Critical Java Vulnerability Made Possible by Earlier Incomplete Patch (Updated)
The critical Java vulnerability that is currently under attack was made possible by an incomplete patch Oracle developers issued last year to fix an earlier security bug, a researcher said.
The revelation, made Friday by Adam Gowdiak of Poland-based Security Explorations, is the latest black eye for Oracle’s Java software framework which is installed on more than 1 billion PCs, smartphones, and other devices. Last year saw a steady stream of attacks that exploited Java vulnerabilities, allowing miscreants to surreptitiously install keyloggers and other malicious software when unwitting people browsed compromised websites. The abuse has already continued into 2013, when on Thursday researchers reported yet another critical bug that is being “massively exploited in the wild”.
According to Gowdiak, the latest vulnerability is a holdover from a bug (referred to here as Issue 32) that Security Explorations researchers reported to Oracle in late August. Oracle released a patch for the issue in October but it was incomplete, he said in an e-mail to Ars that was later published to the Bugtraq mailing list.
“Bugs are like mushrooms, in many cases they can be found in a close proximity to those already spotted,” Gowdiak wrote. “It looks like Oracle either stopped the picking too early or they are still deep in the woods.”

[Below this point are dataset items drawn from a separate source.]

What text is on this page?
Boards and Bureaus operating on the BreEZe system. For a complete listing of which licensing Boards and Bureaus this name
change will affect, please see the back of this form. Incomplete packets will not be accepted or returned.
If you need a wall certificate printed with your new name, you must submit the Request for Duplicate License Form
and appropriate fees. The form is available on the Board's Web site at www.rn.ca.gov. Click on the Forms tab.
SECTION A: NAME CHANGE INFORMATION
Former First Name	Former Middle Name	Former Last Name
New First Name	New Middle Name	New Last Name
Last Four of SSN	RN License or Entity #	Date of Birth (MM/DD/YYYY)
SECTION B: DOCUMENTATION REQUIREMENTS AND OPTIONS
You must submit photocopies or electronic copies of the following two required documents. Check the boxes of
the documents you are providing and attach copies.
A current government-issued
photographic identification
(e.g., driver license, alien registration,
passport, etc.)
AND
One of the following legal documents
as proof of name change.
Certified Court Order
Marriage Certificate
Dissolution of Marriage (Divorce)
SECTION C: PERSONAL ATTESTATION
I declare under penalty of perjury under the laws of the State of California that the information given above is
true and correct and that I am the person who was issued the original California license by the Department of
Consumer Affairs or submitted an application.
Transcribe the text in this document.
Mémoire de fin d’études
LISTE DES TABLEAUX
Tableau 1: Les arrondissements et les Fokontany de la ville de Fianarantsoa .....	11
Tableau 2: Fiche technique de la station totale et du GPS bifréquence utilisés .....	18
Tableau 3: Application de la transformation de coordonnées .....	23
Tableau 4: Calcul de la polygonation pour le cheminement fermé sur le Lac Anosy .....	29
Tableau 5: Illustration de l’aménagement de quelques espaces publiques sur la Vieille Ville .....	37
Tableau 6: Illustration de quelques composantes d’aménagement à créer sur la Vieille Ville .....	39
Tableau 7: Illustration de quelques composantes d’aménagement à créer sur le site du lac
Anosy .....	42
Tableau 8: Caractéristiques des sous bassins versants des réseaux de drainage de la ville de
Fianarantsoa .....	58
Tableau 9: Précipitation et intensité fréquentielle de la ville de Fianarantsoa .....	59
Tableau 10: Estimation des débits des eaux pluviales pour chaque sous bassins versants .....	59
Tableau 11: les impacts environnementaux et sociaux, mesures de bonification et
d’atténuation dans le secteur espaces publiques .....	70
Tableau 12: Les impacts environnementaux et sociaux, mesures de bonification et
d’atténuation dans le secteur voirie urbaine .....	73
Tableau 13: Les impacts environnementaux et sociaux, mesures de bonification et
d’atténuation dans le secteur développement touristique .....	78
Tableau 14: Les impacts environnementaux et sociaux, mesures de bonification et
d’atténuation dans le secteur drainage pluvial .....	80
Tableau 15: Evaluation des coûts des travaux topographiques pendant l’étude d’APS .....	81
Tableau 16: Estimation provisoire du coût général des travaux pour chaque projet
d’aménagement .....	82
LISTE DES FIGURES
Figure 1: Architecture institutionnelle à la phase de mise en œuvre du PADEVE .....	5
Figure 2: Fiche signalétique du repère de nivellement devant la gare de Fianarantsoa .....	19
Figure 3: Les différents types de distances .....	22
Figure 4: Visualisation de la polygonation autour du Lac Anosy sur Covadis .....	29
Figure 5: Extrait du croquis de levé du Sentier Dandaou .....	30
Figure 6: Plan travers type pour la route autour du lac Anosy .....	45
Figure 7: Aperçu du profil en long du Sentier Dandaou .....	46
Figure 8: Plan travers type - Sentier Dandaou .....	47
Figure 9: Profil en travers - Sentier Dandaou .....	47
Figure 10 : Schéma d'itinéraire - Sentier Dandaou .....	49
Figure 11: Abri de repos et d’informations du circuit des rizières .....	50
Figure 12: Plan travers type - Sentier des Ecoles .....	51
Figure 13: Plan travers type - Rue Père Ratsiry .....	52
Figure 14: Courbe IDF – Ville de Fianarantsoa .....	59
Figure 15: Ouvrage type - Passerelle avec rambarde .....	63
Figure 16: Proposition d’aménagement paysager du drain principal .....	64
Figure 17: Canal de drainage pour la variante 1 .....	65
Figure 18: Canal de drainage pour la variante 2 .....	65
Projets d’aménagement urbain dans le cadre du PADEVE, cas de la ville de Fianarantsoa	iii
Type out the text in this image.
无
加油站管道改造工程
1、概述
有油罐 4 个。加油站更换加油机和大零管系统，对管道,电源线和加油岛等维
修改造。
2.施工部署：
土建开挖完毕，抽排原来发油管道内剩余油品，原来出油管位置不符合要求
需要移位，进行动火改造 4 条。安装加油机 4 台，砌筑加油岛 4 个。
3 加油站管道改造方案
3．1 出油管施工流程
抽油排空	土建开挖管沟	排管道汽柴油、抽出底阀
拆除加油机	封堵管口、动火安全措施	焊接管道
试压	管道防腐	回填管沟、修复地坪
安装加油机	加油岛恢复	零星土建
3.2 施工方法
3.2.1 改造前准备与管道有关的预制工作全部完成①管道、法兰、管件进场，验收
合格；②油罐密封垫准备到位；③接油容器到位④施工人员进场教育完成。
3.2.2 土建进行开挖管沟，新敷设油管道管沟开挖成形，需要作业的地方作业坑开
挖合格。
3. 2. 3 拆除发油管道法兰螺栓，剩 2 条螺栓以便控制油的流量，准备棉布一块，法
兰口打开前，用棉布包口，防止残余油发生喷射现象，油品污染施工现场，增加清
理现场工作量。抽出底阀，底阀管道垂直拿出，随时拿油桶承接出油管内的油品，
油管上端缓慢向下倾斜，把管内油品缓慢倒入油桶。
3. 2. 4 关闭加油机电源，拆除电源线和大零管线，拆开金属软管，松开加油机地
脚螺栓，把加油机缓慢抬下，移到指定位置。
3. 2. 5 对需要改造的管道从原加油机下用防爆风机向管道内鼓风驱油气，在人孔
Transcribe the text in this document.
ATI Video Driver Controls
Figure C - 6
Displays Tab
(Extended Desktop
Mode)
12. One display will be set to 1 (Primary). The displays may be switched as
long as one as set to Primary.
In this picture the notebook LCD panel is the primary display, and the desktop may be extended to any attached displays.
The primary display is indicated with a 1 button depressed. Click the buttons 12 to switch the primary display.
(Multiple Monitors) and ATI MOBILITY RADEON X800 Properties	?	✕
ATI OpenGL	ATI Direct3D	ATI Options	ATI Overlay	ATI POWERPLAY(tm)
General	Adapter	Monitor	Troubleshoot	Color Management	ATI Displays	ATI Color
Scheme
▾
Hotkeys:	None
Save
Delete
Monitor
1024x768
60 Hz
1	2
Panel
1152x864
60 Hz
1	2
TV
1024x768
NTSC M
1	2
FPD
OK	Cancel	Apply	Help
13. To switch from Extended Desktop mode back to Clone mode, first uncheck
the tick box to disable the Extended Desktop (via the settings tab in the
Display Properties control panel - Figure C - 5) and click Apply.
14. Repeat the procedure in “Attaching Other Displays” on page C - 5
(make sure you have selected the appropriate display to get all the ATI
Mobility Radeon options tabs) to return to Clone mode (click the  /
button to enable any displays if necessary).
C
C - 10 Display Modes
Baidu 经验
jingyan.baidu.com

Update: Asked for comment on Gowdiak’s comments, an Oracle spokeswoman e-mailed the following statement: “Oracle is aware of a flaw in Java software integrated with web browsers. The flaw is limited to JDK7. It does not exist in other releases of Java, and does not affect Java applications directly installed and running on servers, desktops, laptops, and other devices. A fix will be available shortly.”
Exploits of the latest Java vulnerability, which were first observed more than a month ago, are the combination of two bugs. The first involves the Class.forName() method and allows the loading of arbitrary (restricted) classes. The second bug relies on the invokeWithArguments method call and was also a problem with Issue 32 that Oracle purportedly patched in October.